Complètement distinct du mandarin
Le dialecte fuzhou appartient à la branche Min Dong — entièrement séparé du mandarin (Guanhua), du cantonais (Yue), et même du hokkien (Min Nan). Il n'y a aucune intelligibilité mutuelle. Un locuteur du fuzhou disant « nguāi » (je/moi) contre le mandarin « wǒ » illustre à quel point ces langues sont fondamentalement différentes. Les tribunaux qui assignent des interprètes en mandarin aux locuteurs du fuzhou violent la procédure régulière — notre équipe garantit un accès linguistique approprié.
Complexité extrême du sandhi tonal
Le fuzhou possède l'un des systèmes de sandhi tonal les plus complexes de tous les dialectes chinois — les tons changent non seulement en fonction de la syllabe suivante mais selon des schémas complexes à travers des phrases entières. Le ton de citation d'un mot peut ne jamais apparaître dans le discours naturel. Seuls les locuteurs natifs du fuzhou peuvent naviguer dans ce système ; les interprètes chinois non natifs ne peuvent pas s'en approcher.
Disponibilité limitée des interprètes
Les interprètes qualifiés en fuzhou sont extrêmement rares à l'échelle nationale.
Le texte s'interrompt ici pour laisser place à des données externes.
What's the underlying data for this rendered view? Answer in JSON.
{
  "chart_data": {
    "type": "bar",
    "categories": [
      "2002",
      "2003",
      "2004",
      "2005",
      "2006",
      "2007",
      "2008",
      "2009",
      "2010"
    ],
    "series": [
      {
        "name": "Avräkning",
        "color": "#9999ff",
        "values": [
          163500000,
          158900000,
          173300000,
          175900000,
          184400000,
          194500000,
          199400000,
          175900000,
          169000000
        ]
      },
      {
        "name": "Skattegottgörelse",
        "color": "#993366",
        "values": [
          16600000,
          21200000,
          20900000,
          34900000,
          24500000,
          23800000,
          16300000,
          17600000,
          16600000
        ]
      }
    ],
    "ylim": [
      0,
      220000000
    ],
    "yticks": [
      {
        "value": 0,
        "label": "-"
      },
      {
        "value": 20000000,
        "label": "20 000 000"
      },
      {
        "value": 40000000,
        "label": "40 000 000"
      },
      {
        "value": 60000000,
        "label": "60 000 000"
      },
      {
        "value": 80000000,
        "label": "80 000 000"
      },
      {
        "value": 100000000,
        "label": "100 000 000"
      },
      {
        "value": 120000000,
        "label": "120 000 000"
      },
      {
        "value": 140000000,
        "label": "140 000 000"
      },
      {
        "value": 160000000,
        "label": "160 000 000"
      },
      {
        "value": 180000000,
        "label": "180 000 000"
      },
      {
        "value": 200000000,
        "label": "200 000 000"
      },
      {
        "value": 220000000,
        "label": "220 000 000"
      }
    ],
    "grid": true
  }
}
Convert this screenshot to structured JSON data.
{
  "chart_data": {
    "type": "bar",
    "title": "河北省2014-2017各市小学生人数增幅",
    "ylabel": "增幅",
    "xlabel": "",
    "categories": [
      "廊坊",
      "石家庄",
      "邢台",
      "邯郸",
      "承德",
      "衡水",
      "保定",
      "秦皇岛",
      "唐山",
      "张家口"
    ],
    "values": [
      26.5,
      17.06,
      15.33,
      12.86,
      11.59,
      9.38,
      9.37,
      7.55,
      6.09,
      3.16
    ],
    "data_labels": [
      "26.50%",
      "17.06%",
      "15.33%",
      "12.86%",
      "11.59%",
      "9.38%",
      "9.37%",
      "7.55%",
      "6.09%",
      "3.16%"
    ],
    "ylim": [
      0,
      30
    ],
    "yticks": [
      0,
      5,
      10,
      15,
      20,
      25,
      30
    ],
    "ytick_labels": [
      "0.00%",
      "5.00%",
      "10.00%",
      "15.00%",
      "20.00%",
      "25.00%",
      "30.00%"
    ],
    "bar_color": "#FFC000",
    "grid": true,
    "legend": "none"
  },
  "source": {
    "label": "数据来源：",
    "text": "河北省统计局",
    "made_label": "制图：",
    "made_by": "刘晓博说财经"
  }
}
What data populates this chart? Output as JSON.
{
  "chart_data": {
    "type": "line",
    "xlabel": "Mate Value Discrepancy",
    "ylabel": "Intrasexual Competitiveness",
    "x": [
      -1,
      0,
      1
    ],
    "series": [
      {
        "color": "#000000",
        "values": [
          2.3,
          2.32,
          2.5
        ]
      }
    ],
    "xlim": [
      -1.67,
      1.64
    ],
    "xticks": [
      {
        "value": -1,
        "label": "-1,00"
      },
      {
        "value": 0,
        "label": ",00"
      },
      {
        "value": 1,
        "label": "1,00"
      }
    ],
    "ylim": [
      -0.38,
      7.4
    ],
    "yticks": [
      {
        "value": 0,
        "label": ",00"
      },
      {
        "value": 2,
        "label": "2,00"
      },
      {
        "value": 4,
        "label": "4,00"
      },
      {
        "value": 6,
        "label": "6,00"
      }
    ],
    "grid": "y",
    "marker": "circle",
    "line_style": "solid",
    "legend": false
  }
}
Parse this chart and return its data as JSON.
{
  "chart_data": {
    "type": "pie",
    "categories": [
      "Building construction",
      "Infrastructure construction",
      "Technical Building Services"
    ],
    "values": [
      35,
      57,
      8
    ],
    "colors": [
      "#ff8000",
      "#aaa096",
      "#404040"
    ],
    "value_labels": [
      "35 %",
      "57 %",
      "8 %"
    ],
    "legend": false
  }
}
La plupart des tribunaux et agences peinent à trouver des interprètes en fuzhou, assignant souvent par erreur des interprètes en mandarin ou en cantonais à la place. Notre équipe maintient une liste dédiée de locuteurs natifs du fuzhou spécifiquement formés pour l'interprétation juridique, médicale et en matière d'immigration.
Vocabulaire spécifique à la communauté
La communauté fuzhounaise de New York a développé son propre vocabulaire pour les institutions et processus américains — termes d'immigration, langage professionnel et références de quartier que seuls les interprètes intégrés à la communauté comprennent. Nos interprètes connaissent ces termes spécifiques à la communauté et les transposent en vocabulaire juridique et médical standard en anglais.